Après les grandes rafles d’août 1942 en zone dite libre, de nombreuses arrestations ont lieu dans les fermes, les maisons et les camps gérés par les EIF.
Désormais totalement clandestins, les EIF travaillent en étroite collaboration avec le réseau du MJS (Mouvement des jeunes sionistes), le réseau Garel et le réseau André de Joseph Bass.

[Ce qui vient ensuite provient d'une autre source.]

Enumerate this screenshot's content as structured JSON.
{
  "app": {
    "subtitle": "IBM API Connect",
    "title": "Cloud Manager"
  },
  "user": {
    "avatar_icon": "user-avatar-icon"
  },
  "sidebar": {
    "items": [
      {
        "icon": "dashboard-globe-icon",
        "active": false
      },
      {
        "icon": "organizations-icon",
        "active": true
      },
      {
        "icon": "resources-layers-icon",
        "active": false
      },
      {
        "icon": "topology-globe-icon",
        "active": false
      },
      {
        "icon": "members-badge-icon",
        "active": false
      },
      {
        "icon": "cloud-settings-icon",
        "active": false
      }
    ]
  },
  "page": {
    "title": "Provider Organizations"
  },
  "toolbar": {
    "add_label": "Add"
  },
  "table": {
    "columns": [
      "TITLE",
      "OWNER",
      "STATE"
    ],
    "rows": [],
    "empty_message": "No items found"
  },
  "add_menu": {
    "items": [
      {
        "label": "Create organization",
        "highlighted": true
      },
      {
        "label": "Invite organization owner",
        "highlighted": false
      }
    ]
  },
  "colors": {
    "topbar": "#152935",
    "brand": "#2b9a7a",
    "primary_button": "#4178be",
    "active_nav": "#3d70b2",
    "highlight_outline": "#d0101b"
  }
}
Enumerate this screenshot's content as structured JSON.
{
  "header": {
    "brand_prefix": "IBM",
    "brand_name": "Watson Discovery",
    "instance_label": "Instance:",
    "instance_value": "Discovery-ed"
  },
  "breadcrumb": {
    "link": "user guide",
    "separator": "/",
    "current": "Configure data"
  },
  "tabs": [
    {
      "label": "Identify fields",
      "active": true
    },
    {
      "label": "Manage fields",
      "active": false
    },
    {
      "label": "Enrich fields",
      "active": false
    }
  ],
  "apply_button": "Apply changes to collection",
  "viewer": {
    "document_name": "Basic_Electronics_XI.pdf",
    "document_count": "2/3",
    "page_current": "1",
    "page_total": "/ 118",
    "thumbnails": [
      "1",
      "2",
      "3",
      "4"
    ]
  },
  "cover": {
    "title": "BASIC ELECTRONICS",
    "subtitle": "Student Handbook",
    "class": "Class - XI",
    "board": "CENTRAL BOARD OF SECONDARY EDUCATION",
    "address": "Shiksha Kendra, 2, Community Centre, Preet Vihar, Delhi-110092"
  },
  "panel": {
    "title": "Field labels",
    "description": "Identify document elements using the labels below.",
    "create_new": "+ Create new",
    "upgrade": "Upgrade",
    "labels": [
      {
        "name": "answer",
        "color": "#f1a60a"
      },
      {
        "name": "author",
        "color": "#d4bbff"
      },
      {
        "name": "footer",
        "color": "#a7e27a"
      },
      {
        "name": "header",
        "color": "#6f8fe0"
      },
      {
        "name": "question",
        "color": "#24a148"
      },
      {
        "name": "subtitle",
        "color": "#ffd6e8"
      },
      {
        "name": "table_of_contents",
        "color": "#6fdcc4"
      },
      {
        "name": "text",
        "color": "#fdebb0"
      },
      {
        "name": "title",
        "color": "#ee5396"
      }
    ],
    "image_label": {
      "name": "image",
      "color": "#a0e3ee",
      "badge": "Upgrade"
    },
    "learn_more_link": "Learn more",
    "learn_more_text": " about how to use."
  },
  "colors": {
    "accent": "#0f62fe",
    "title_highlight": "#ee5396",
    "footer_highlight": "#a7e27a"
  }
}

En janvier 1943, le chef du Commissariat général aux questions juives, Darquier de Pellepoix, donne l’ordre de dissoudre les EIF. Plusieurs responsables sont exécutés.
Le passage des EIF à la Résistance armée a lieu en novembre 1943 avec la création du maquis de la Montagne noire près de Vabre dans le Tarn, leur deuxième quartier général. Les jeunes EIF y sont chargés de la réception des parachutages, très fréquents dans le secteur.
Le 19 août 1944, la compagnie Marc Haguenau (du nom du secrétaire général des EIF, responsable du Service social, assassiné par la Gestapo pendant une tentative d’évasion) participe à la prise d’un train blindé de l’armée allemande entre Mazamet et Castres. Deux jours plus tard, elle s’implique dans la libération de Castres. En septembre, elle rejoint la 1ère Armée française du général de Lattre de Tassigny et est présente dans la bataille finale en Allemagne. La « 6ème » a participé à la Libération de la France et sauvé un grand nombre d’enfants juifs de la déportation mais beaucoup de ses membres ont été torturés, fusillés, déportés.
Référence :
Hersco Tsilla, avec le concours de Lucien Lazare. 2006, Organisation juive de combat. France 1940-1945. Ed. Autrement.